Дружила Мужик только с одним парнем — Борькой Морковкиным. Макушка его едва едва доставала до Ленкиного плеча, Ленке ничего не стоило взять его на руки и перенести через кювет или лужу. Но, вообще-то, возвращались они из клуба по разным сторонам улицы. Где они встречались наедине — никто не знал, но асе с уваженном относились к их странной дружбе.
Сейчас коротышка Борька Морковкин служил в танковых войсках, а Мужик временно исполняла обязанности председателя.
— Я думаю, надо поступить так, — развернула список Глафира. — Девочки займутся сбором колосков, мальчики, которые посильнее, поедут на поля, остальные на ток.
— Толково,—похвалила Мужик.— Ток на Казачке, быки на скотном дворе, шуруйте. — И стала отчаянно крутить ручку телефонного аппарата.
С Генкой Монаховым и Борькой Цыреновым мы реши ли ехать за соломой.
— Ребя, я тоже хочу с вами,— увязался Вовка-Костыль.— Я такой воз наложу, быки закачаются!
— Я тоже поеду с вами,— безапелляционно заявил Мишка-Который час.— Вот только не знаю, снимать мне форменку или нет?
— Ладно, бери Захлебыша, запрягайте вторую пару, поедем. А форменку и часы можешь оставить, Кунюша давно к ним присматривается.
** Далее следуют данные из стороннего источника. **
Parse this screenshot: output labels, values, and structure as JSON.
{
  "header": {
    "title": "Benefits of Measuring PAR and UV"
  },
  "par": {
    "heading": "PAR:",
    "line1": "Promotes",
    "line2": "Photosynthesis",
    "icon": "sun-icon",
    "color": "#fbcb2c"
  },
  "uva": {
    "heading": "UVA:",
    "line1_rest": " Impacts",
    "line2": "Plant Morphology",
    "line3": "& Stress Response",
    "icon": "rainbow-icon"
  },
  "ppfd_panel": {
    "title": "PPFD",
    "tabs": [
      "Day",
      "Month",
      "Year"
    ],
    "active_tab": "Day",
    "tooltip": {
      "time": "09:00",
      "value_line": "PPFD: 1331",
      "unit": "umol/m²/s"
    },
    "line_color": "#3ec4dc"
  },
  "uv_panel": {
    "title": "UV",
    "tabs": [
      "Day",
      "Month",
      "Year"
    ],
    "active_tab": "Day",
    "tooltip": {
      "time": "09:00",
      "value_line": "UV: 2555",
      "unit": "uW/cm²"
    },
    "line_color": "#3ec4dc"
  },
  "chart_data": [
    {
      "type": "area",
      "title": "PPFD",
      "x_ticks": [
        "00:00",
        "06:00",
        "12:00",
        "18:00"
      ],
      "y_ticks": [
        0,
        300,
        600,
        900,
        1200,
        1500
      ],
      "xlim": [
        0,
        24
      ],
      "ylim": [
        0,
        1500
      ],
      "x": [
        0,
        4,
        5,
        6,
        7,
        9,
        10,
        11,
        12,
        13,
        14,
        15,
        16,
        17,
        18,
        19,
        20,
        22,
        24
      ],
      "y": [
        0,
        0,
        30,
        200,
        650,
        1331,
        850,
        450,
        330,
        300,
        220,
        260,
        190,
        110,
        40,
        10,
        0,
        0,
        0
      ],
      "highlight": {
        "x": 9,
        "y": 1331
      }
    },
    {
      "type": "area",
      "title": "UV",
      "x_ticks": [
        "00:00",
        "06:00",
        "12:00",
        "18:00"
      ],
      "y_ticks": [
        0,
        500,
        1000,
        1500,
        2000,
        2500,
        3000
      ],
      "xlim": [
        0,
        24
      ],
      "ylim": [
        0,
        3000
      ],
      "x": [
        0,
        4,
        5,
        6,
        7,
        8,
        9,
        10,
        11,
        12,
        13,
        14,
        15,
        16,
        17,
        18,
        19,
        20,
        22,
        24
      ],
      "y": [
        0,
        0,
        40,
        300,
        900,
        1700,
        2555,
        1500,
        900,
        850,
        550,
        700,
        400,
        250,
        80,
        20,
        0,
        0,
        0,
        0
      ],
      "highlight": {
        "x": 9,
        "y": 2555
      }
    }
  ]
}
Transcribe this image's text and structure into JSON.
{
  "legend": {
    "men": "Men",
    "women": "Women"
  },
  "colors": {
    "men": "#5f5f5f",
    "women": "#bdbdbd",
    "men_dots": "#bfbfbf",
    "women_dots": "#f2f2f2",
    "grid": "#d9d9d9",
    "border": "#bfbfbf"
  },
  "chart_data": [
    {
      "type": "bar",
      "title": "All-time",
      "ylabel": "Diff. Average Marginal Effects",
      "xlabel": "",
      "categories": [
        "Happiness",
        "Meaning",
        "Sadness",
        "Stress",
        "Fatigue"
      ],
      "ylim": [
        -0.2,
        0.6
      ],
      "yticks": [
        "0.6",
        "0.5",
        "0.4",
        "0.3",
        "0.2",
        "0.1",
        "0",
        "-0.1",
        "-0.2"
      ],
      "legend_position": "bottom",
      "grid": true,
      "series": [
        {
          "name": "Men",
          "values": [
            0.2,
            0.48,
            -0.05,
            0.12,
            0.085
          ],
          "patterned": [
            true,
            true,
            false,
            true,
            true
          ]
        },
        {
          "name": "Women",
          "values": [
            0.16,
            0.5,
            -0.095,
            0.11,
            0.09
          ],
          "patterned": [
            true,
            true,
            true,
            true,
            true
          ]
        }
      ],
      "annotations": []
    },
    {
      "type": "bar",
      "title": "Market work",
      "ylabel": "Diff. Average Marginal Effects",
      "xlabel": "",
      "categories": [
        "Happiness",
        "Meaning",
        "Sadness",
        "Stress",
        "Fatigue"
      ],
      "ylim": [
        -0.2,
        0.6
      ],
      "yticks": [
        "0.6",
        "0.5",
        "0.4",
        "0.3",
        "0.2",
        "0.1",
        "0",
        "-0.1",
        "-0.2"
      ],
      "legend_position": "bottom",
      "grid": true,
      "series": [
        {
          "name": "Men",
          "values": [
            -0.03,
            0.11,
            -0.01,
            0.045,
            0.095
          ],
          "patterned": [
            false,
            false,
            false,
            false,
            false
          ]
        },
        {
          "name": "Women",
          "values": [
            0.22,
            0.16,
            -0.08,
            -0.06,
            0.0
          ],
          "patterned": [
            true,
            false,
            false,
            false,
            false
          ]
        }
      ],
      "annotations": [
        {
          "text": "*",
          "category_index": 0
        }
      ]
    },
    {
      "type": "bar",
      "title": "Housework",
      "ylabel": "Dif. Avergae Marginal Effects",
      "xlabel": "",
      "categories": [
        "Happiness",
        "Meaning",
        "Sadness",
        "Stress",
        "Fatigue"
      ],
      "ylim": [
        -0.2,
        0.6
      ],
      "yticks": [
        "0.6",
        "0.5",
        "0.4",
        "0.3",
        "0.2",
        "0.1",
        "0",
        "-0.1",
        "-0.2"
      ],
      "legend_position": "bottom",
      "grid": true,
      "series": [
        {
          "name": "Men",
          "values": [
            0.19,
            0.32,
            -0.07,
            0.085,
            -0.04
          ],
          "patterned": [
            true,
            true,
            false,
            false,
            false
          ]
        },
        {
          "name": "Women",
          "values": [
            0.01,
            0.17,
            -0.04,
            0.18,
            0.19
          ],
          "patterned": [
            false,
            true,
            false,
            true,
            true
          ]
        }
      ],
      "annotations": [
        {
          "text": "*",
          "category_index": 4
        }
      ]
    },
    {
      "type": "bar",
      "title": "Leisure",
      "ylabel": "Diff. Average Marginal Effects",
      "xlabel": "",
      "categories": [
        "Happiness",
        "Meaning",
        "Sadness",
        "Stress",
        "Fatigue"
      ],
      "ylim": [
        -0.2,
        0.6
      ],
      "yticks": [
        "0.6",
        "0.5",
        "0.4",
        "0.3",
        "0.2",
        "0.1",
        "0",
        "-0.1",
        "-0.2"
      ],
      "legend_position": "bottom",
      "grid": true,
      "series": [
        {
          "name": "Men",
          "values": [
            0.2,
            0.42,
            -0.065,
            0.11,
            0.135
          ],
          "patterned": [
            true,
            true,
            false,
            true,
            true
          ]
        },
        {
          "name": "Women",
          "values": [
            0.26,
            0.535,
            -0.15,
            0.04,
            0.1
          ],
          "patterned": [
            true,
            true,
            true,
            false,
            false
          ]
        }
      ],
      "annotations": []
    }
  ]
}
Артамонов вздохнул и пошел следом за нами.
Конюх подвел к нему быков, сунул в руку привязанную к рогам веревку. Один из быков тряхнул головой, Мишка кошкой отпрыгнул в сторону и спрятался за арбу.
— Мешком пуганный, а еще про медведей выдумывает,— затарахтел Захлебыш, перехватывая веревку.— Тебе на печке сидеть, а ты в Москву собираешься. Езжай, там в зоопарке давно одна клетка пустует, медведь из нее убежал, который за тобой гнался.